The whole consists of about sixty leaves chiefly in the handwriting of Southey and it contains ... productions by Lamb, one a sort of jeu d’esprit called “The Rhedycinian Barbers” on the hair-dressing of twelve young men of Christ Church College, and the other headed, “Dirge for Him Who Shall Deserve It.” This has no signature but the whole is in Lamb’s clear young hand, and it shows very plainly that he partook not only of the poetical but of the political feeling of the time.

The signatures are various, Erthuryo, Ryalto, Walter, and so forth, and at the end are four Love Elegies and a serious poem by Charles Lamb, entitled, “Living without God in the World.”

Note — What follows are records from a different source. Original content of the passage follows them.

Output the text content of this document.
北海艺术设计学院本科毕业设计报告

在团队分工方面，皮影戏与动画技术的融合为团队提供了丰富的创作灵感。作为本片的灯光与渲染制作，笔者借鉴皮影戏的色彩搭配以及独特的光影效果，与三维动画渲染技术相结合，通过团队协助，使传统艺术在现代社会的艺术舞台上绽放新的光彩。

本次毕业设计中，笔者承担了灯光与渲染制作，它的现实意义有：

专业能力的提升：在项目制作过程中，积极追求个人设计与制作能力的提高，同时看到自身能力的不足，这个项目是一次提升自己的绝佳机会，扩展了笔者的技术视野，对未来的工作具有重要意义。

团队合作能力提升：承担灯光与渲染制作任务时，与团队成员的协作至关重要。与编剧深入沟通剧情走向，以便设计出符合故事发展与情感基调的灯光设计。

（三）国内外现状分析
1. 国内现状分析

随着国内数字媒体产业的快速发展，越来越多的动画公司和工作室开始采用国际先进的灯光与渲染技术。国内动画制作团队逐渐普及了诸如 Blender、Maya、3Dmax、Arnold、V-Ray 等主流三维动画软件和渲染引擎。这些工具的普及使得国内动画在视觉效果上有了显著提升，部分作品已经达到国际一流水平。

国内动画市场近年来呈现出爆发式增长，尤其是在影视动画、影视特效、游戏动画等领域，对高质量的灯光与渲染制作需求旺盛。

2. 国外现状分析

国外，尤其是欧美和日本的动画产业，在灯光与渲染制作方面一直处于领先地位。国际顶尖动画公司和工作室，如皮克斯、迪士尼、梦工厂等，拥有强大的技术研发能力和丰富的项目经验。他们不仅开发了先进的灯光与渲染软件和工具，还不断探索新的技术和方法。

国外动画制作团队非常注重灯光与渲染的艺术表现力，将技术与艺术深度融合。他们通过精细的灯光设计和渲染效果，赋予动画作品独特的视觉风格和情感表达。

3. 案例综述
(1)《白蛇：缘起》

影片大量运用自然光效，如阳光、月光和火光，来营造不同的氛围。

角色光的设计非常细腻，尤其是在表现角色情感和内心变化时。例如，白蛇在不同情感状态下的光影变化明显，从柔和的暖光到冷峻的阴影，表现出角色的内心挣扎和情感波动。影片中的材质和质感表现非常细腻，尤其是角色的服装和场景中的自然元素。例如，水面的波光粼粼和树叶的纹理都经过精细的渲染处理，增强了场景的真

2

How many of these were printed elsewhere, or in Cottle’s “Anthology,” I do not know. I would willingly copy more did not my hand fail me.

J. P. C.



Twenty years later, in New York one day, George D. Smith asked me if I would care to buy an interesting volume of Southey MSS., and to my great surprise handed me the identical little quarto which Collier had many years before found so interesting that he had made excerpts from it. It might not have made such instant appeal to my recollection of my purchase in London had it not been for an inserted note, almost identical with the one on the loose slip in my Lamb volume, obviously in Collier’s “infirm” hand, repeating briefly what he had said on the loose sheets in my volumes at home.

Mr. Cosens, the former owner of the manuscripts, had added a note: “In 1798 or 1799 Charles Lamb contributed to the ‘Annual Anthology’ which a Mr. Cottle, a bookseller of Bristol, published jointly with Coleridge and Southey. This manuscript is partly in the handwriting of Southey and was formerly the property of Cottle of Bristol.”